Masanın bir tarafında bütün bileşenleri ve destekçileri tarafından tek müzakereci kabul edilen Abdullah Öcalan varken öteki taraf olması gerekenler tek parça değildir. Devletin bütün kurumları bir bütün olarak bu süreçte değildir; muhalefet partileri bu süreci desteklememektedir. Hatta AKP’nin içinde özellikle de seçmen tabanında bu yönde tek bir tutum ve görüş yoktur.

Bu durumu kendi lehine bir koz olarak kullanan Erdoğan bu bölünmüşlüğü bahane ederek somut adım atmamakta ısrar etmektedir. Sürecin yürümesi için kendisinin daha güçlü olması gerektiğini öne sürüp bu konuyu hala bir seçim şantajı olarak kullanmaktadır. Kürtlerden koşulsuz bir destek talep edip bunu sağladıkça daha pervasız ve daha saldırgan hale gelen AKP, buna rağmen kendini çözüm için tek seçenek olarak dayatmayı sürdürmektedir.

Müzakere masasına gönüllü olarak ve kendi gücüyle oturan taraf bu sürecin adeta mahkûmu olmuş, kerhen masaya oturan ve hükümette kalabilmek için (ve Erdoğan’ı Çankaya’ya çıkarmak için) Kürt seçmeninin oylarına muhtaç olan AKP onları bu süreç sayesinde adeta rehin almış durumdadır.

Kürtlerin ve onlarla dayanışma içinde olanların çoğunun herhangi bir çözüme ulaşmak için AKP’den başka bir muhatap olamayacağına inanmış olmaları bir yanılgıdır. AKP hükümeti sokaktan yükselen bir eylemli muhalefetin gücüyle alaşağı edildiği takdirde aynı güçle herhangi bir hükümetin aynı masaya oturtulmasının imkân dâhilinde olduğunun görülmesine engel olan, bu yanılgıdır. Hâlbuki en son Irak’taki durumun ve onu takiben Rojava’daki gelişmelerin yarattığı konjonktür hesaba katıldığında, bu olasılık AKP’yle sağlanacak bir çözüm hayalinin gerçekleşmesinden çok daha olasıdır.

Ne var ki, bugüne kadar kendini tek seçenek olarak dayatan AKP, Gezi Ayaklanması badiresini geride bırakırken, yolsuzluk krizini atlatırken ve son yerel seçimlerde de, “çözüm sürecini” kendi geleceğini güvence altına almak için istismar etmeyi başarabilmiştir. Şimdi de aynı mekanizmayı kullanarak Tayyip Erdoğan’ı Çankaya’ya taşıyıp postunu kurtarmasını sağlamanın peşindedir.

AKP’nin Sessiz Devrim Uydurmacası

Soma katliamının ardından hükümet için beliren sıkıntının atlatılmasının hemen ardından, Haziran ayının başında Diyarbakır’da organize ettiği Çözüm Çalıştayı ile AKP çözümden ne anladığını bir kez daha gösterdi.
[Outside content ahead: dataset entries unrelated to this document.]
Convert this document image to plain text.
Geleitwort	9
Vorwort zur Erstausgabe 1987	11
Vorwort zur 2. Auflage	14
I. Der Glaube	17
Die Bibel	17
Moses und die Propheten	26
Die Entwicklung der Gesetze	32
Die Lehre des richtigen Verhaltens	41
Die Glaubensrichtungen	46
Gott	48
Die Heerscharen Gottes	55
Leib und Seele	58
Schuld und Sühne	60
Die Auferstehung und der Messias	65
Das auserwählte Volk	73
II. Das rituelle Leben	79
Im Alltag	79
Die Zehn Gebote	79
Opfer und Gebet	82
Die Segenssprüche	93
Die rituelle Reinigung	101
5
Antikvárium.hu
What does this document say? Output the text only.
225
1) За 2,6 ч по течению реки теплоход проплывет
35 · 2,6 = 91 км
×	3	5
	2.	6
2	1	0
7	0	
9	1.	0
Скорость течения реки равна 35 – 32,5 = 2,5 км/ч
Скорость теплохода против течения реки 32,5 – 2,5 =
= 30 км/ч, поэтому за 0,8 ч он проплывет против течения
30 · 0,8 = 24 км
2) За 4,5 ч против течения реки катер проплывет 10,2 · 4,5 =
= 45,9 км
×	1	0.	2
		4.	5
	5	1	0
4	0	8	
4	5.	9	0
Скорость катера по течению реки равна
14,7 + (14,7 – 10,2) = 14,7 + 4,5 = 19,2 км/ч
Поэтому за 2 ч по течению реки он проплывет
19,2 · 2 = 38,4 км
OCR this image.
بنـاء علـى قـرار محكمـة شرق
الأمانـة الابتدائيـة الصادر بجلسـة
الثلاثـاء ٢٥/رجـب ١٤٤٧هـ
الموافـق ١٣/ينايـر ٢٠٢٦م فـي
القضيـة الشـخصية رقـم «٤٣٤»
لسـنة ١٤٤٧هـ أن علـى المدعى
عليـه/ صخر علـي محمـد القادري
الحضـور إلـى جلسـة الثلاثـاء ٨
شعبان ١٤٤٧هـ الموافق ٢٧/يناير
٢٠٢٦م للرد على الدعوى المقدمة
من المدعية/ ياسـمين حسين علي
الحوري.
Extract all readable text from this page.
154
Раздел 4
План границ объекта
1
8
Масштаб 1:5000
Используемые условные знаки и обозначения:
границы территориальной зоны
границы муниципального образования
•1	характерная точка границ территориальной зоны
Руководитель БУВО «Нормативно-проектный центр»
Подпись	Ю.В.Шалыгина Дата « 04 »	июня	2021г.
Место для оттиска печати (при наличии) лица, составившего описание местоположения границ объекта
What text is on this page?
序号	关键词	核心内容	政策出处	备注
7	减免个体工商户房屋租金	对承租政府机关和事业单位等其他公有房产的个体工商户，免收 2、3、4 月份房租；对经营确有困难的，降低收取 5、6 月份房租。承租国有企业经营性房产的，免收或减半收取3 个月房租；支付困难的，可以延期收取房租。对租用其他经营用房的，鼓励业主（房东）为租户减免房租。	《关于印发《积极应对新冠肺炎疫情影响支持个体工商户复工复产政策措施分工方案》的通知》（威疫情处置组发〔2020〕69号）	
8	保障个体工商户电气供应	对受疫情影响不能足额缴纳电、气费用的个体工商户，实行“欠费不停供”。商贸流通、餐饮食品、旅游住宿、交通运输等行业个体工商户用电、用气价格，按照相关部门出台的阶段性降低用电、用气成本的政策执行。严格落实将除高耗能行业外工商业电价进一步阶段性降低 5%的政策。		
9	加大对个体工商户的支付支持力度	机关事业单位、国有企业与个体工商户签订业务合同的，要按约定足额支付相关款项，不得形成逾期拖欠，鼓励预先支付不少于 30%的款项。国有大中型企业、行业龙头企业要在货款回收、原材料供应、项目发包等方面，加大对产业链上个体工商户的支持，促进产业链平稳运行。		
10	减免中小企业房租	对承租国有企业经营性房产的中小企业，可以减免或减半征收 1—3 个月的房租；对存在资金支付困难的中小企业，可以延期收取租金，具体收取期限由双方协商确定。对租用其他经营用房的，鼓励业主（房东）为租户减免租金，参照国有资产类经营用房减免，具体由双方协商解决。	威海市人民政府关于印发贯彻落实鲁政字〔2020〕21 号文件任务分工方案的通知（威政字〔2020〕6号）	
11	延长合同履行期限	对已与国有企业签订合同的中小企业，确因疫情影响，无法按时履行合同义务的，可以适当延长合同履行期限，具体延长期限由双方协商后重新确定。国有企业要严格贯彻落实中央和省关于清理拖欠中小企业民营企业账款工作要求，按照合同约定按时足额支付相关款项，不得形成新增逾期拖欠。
Basına kapalı olarak yapılan bu çalıştayda HDP/BDP cephesinden kimse yoktu hatta hükümeti alkışlamak üzere davet edilen katılımcılardan başka kimse de yoktu. AKP “çözüm sürecini” baştan beri yaptığı gibi esas muhataplarını muhatap almadan yürütmeyi sürdürüyordu.

Bu çalıştaydan kamuoyuna yansıyan yegâne şey AKP’nin 12 yıllık icraatlarını anlatan Sessiz Devrim kitabı oldu. Bu kitap da, çalıştayın kendisi de AKP’nin gündeminin başında Tayyip Erdoğan’ı Çankaya’ya taşımak olduğunu açıkça göstermektedir. Bu kitabın esasen son AKP kongresinde dağıtılan ve geleceğe ilişkin projeleri tarif etmekten çok geçmiş hakkındaki efsaneler üzerinden geleceğe dair sahte umutlar ekmeye dönük bir propaganda malzemesi olduğunu görmek zor değildir.

Sessiz Devrim kitabında Kürdistan’da yapılan ve yapılması planlanan karakol/kalekol inşaatları yanı sıra yurt, pansiyon, okul, cami, “sevgi evi” ve benzerlerinin yanı sıra “Sosyal donatı uygulamaları kapsamında” “15 milyon ağaç dikimi ve çalı peyzajı”ndan kıvançla söz edilmektedir. “TOKİ kapsamında yapımına karar verilen 341 karakoldan 275’inin inşaatları başlatılmış olup, 66’sı ise ihale aşamasındadır” diye müjdelenen bu saldırı planına karşı tepkilere hükümetin nasıl yanıt vermeye niyetli olduğunu görmek zor olmadı.

Bu çalıştayı takip eden süreçte Medeni Yıldırım’ın şehit düştüğü Lice’de iki Kürt genci daha kalekol yapımlarını protesto ederken askerin yaylım ateşiyle katledildi. Başka kentlerde de hem kalekolları hem de bu katliamı protesto eylemlerine güvenlik kuvvetleri sert müdahaleler yapmaya devam etti.

Öte yandan gerici IŞİD çetelerine mensup unsurların kâh cepheye gitmek üzere kâh tedavi vb. maksatla mekik dokuduğu Suriye sınırında Rojava’dan can havliyle kaçıp, kuzey Kürdistan’a sığınmak isteyenlere sınırda ateş açılmasına ve birçoğunun katledilmesine devam ediliyor. Roboskili ailelerin kaybettikleri yakınlarını ziyaret etmesi yönündeki girişimlere yönelik sert tedbirler de sürüyor.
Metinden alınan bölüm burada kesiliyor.